Tiens, via LibrarianInBlack, je découvre Carrot2, un outil de clustering opensource qui pourrait servir. Pour l’heure, j’ai remarqué qu’il était en mesure d’interroger, outre les grands moteurs du web, Pubmed…
Et il semblerait qu’il puisse attaquer toute source répondant en XML, donc, avec un peu de chance, un SIGB comme ALEPH.

Je vais essayer d’y jeter un oeil.

PS : Carrot2 tourne sous Apache Tomcat, ça s’installe du coup en un tour de souris. Une fois qu’on a un Tomcat qui tourne (et franchement, c’est pas la mort à installer), on télécharge Carrot2 sous la forme d’un zip qui contient en fait un gros fichier *.war qu’il suffit de déployer avec les outils d’admin de Tomcat.
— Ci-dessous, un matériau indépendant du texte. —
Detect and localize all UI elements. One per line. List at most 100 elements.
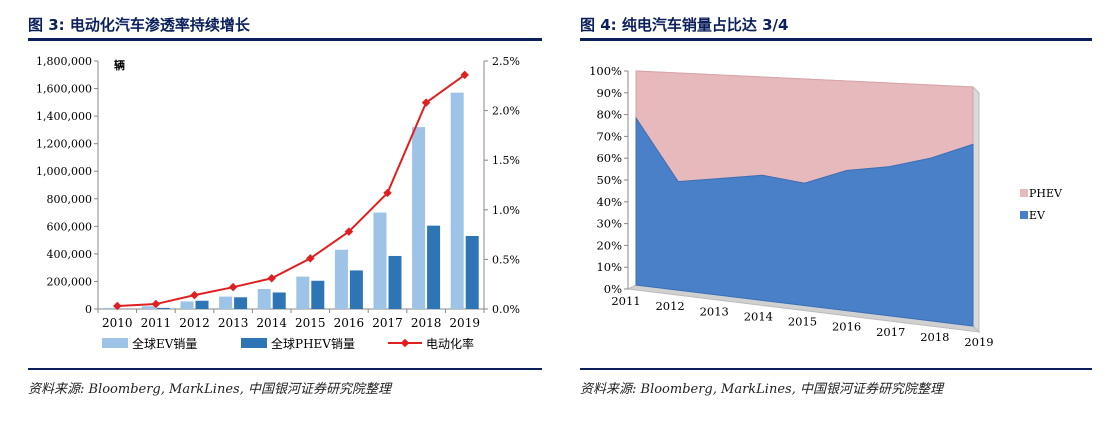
- legend-swatch-phev: [241, 338, 267, 348]
- y-tick-label: 1,200,000: [36, 138, 92, 151]
- x-tick-label: 2018: [920, 330, 949, 344]
- rate-marker: [267, 274, 276, 283]
- legend-label-rate: 电动化率: [426, 336, 474, 351]
- bar-ev: [219, 296, 233, 309]
- bar-ev: [450, 92, 464, 309]
- chart-title-right: 图 4: 纯电汽车销量占比达 3/4: [580, 16, 789, 34]
- legend-swatch-phev: [1020, 189, 1028, 197]
- bar-phev: [311, 280, 325, 309]
- legend-label-ev: 全球EV销量: [132, 336, 197, 351]
- stacked-area-chart: 0% 10% 20% 30% 40% 50% 60% 70% 80% 90% 100% 2011 201…: [589, 64, 1063, 349]
- y-tick-label: 70%: [596, 129, 622, 143]
- x-tick-label: 2019: [964, 335, 993, 349]
- y-tick-label: 1,400,000: [36, 110, 92, 123]
- x-tick-label: 2014: [744, 309, 773, 323]
- bar-ev: [257, 289, 271, 309]
- y-tick-label: 1,000,000: [36, 165, 92, 178]
- rate-marker: [113, 301, 122, 311]
- x-tick-label: 2015: [788, 315, 817, 329]
- x-tick-label: 2017: [876, 325, 905, 339]
- y-tick-label: 90%: [596, 86, 622, 100]
- y-tick-label: 200,000: [47, 275, 93, 288]
- x-tick-label: 2015: [295, 316, 326, 330]
- source-rule-right: [580, 368, 1092, 370]
- y-tick-label: 50%: [596, 173, 622, 187]
- y2-tick-label: 0.5%: [492, 253, 520, 266]
- chart-title-left: 图 3: 电动化汽车渗透率持续增长: [28, 16, 250, 34]
- source-note-left: 资料来源: Bloomberg, MarkLines, 中国银河证券研究院整理: [28, 382, 391, 397]
- legend-label-phev: PHEV: [1029, 187, 1063, 200]
- y-tick-label: 1,600,000: [36, 83, 92, 96]
- y-tick-label: 30%: [596, 217, 622, 231]
- rate-marker: [383, 188, 392, 198]
- legend: PHEV EV: [1020, 187, 1063, 222]
- rate-marker: [190, 290, 199, 300]
- legend-label-phev: 全球PHEV销量: [271, 336, 355, 351]
- x-tick-label: 2014: [256, 316, 287, 330]
- y2-tick-label: 1.5%: [492, 154, 520, 167]
- rate-marker: [228, 282, 238, 292]
- legend: 全球EV销量 全球PHEV销量 电动化率: [102, 336, 474, 351]
- x-tick-label: 2012: [655, 299, 684, 313]
- bar-ev: [334, 249, 348, 309]
- source-rule-left: [28, 368, 542, 370]
- y-tick-label: 20%: [596, 238, 622, 252]
- rate-marker: [460, 70, 469, 80]
- rate-line: [117, 74, 466, 308]
- area-ev: [635, 116, 974, 327]
- bar-ev: [412, 127, 426, 309]
- y2-tick-label: 0.0%: [492, 303, 520, 316]
- side-wall: [972, 85, 980, 334]
- bar-phev: [234, 297, 248, 309]
- bar-phev: [388, 255, 402, 309]
- y-tick-label: 80%: [596, 108, 622, 122]
- y-tick-label: 600,000: [47, 220, 93, 233]
- rate-marker: [344, 227, 354, 236]
- rate-marker: [151, 299, 161, 309]
- x-tick-label: 2010: [102, 316, 133, 330]
- bar-phev: [349, 270, 363, 309]
- y-tick-label: 1,800,000: [36, 55, 92, 68]
- bar-phev: [272, 292, 286, 309]
- title-rule-right: [580, 38, 1092, 41]
- legend-swatch-ev: [102, 338, 128, 348]
- y-tick-label: 0: [85, 303, 92, 316]
- bar-ev: [180, 301, 194, 309]
- bar-ev: [141, 306, 155, 309]
- title-rule-left: [28, 38, 542, 41]
- bar-phev: [195, 300, 209, 309]
- rate-marker: [421, 98, 431, 107]
- bar-ev: [296, 276, 310, 309]
- bar-ev: [103, 307, 117, 309]
- y-tick-label: 10%: [596, 260, 622, 274]
- combo-chart: 0 200,000 400,000 600,000 800,000 1,000,000 1,…: [36, 55, 520, 351]
- y2-tick-label: 2.5%: [492, 55, 520, 68]
- source-note-right: 资料来源: Bloomberg, MarkLines, 中国银河证券研究院整理: [580, 382, 943, 397]
- x-tick-label: 2017: [372, 316, 403, 330]
- y-tick-label: 400,000: [47, 248, 93, 261]
- legend-swatch-ev: [1020, 211, 1028, 219]
- legend-label-ev: EV: [1029, 209, 1046, 222]
- y-tick-label: 60%: [596, 151, 622, 165]
- bar-phev: [156, 307, 170, 309]
- bar-ev: [373, 212, 387, 309]
- y2-tick-label: 1.0%: [492, 204, 520, 217]
- bar-phev: [427, 225, 441, 309]
- y-tick-label: 0%: [604, 282, 622, 296]
- x-tick-label: 2013: [218, 316, 249, 330]
- y-axis-unit-label: 辆: [114, 58, 125, 72]
- x-tick-label: 2018: [411, 316, 442, 330]
- rate-marker: [306, 254, 315, 263]
- x-tick-label: 2011: [611, 294, 640, 308]
- legend-swatch-rate-marker: [400, 338, 410, 348]
- bar-phev: [465, 235, 479, 309]
- y2-tick-label: 2.0%: [492, 105, 520, 118]
- x-tick-label: 2011: [141, 316, 172, 330]
- y-tick-label: 40%: [596, 195, 622, 209]
- x-tick-label: 2016: [832, 320, 861, 334]
- y-tick-label: 800,000: [47, 193, 93, 206]
- y-tick-label: 100%: [589, 64, 622, 78]
- x-tick-label: 2013: [700, 304, 729, 318]
- x-tick-label: 2012: [179, 316, 210, 330]
- x-tick-label: 2019: [449, 316, 480, 330]
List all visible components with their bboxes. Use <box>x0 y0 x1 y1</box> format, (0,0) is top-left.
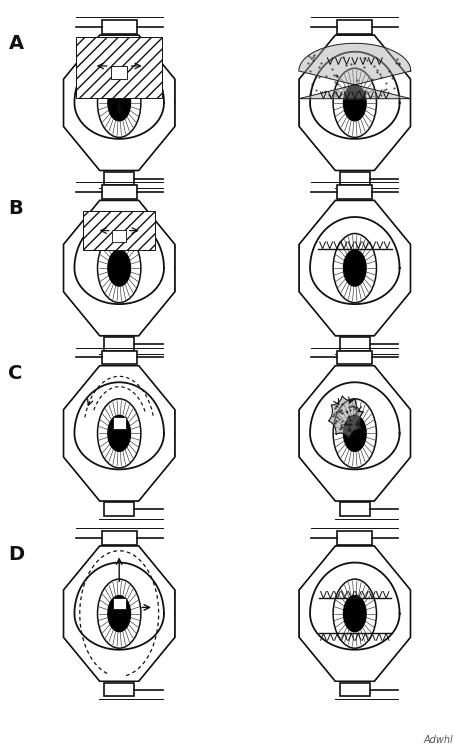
Bar <box>101 351 137 364</box>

PS2 : l’ajout et la modification de sources pour la recherche fédérée se fait à partir de fichiers en clair, avec un simple éditeur de texte. Par exemple, pour passer de wikipedia en anglais (option par défaut de Carrot2) à la version française, il suffit de remplacer dans le fichier de conf. qui va bien l’url en.wikpedia.org par fr.wikipedia.org et de redémarrer l’application Carrot2 dans Tomcat. Simple, non ?

PS3 : après quelques fouilles et échanges mailiques avec les porteurs du projet, il s’avère que l’interrogation d’ALEPH serait possible en faisant un peu de développement (quelques heures selon mon interlocuteur) en java. Toujours le même écueil : mes propres limites…

One laptop per child


08 Dec

Les images sont superbes et émouvantes : prenez cinq minutes et passez voir ce reportage de la BBC repéré chez Aldus. On comprend tout de suite comment le projet OLPC et l’ordi rigolo XO (qui tourne en plus avec un OS libre) vont peut-être changer le visage numérique du monde.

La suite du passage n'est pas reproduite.